– Увидела: тут ей не обломится! – продолжала Мадам, с наслаждением обсасывая креветочную шелуху. Бережно взяла хрустальный бокал с пивом, отставив мизинец с длинным красным ногтем. Сделала несколько крупных глотков. Белая пивная пена на верхней губе как кружева. – Красивая, тут я не спорю. Я ее видела один раз, так, мельком, у Павлика на работе. Но разглядела. Красивая. И одета. Но ты! Ты умница! Ты просто из себя вылезла за этот месяц. Она вся жесткая, властная – эта Алка.
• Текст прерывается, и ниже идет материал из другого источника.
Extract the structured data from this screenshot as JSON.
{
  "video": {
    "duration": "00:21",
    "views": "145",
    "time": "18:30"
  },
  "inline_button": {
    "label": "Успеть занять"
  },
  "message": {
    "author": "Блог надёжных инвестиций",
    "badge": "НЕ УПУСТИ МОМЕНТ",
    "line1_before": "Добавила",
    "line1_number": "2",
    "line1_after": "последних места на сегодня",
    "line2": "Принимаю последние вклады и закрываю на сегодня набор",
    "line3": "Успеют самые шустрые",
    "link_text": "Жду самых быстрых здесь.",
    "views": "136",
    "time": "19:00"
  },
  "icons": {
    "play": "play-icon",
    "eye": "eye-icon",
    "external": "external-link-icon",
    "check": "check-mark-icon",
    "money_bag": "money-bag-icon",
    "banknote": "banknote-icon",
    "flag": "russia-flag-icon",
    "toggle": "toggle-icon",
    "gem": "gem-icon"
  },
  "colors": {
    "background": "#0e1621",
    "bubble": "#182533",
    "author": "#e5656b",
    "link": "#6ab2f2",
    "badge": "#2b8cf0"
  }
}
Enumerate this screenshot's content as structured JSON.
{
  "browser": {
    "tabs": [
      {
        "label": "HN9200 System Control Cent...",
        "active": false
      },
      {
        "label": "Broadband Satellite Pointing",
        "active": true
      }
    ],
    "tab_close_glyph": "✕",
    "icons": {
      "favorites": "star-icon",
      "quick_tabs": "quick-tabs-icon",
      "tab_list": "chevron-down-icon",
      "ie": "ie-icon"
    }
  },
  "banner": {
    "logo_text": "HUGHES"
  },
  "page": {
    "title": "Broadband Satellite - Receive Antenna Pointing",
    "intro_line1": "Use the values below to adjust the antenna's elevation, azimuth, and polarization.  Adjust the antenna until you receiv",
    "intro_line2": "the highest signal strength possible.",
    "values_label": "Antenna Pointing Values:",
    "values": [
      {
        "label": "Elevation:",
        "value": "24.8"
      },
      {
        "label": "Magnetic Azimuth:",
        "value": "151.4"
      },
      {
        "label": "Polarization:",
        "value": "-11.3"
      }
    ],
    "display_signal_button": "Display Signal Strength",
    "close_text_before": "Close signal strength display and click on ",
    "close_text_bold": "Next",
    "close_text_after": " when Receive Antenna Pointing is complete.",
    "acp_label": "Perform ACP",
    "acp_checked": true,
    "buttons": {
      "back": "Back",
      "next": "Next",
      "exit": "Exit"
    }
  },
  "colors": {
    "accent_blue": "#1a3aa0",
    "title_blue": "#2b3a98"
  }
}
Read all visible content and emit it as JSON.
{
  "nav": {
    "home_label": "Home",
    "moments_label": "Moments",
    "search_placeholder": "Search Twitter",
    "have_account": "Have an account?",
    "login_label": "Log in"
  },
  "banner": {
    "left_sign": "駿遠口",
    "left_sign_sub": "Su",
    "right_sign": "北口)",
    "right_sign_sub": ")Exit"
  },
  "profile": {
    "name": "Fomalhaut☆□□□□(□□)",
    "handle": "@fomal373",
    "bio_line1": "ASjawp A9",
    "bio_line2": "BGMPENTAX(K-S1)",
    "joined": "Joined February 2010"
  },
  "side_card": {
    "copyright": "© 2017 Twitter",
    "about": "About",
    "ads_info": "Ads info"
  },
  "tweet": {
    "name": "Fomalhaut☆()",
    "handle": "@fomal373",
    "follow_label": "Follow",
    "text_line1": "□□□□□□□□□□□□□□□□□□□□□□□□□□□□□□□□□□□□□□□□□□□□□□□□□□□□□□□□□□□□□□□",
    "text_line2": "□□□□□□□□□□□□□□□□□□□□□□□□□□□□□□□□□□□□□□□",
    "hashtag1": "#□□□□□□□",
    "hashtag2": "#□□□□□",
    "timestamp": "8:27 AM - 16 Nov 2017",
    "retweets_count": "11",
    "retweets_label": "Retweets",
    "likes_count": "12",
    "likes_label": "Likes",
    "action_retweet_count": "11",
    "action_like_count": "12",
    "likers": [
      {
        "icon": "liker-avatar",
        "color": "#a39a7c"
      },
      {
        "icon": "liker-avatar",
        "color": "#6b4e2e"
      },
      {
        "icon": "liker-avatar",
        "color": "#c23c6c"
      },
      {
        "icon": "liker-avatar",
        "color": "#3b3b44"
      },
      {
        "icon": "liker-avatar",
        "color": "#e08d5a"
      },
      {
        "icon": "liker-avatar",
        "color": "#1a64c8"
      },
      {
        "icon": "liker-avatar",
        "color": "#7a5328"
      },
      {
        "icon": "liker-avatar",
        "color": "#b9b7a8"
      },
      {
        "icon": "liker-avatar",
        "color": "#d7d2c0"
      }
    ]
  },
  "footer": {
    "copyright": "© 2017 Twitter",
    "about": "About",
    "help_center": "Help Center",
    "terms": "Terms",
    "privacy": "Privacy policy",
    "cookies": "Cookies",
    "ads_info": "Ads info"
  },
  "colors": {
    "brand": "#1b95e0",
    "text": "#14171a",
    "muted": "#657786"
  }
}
А ты, Мурзик, прямо девушка из гарема. Растеклась кисельком. Мужики от этого балдеют. Особенно твой Павлик. Он же в себя влюблен до подмышек. Тут психология нужна. Нас тоже не в щепках нашли. Мы такое сможем, если захотим. Правда, киска? Ты у меня прелесть!
«Ничего не говорить, поддакивать. Делать вид, что я все понимаю. Главное, чтобы она не заметила моего страха, растерянности. Ни о чем не спрашивать. Должно же наконец все само как-то объясниться. День за днем заполнить этот месяц. И тогда я все вспомню и пойму. Надо улыбаться, говорить что-то, поддакивать, соглашаться, кивать».
– Еще подружка твоя была… – Мадам сделала крупный глоток пива. Осторожно тронула языком уголок губ, оставив пенные следы.
– Больно, девочка? – морщась от сострадания, спросил Стефан Иванович.
– Ничего, солнышко, – благодарно взглянула на него Мадам, тихо вздохнула. Оживленно повернулась к Ирине. – Глаза у нее неплохие. У подружки твоей. Заметная девка. Только слишком самонадеянна, дурища полная. С таким характером далеко не уедешь.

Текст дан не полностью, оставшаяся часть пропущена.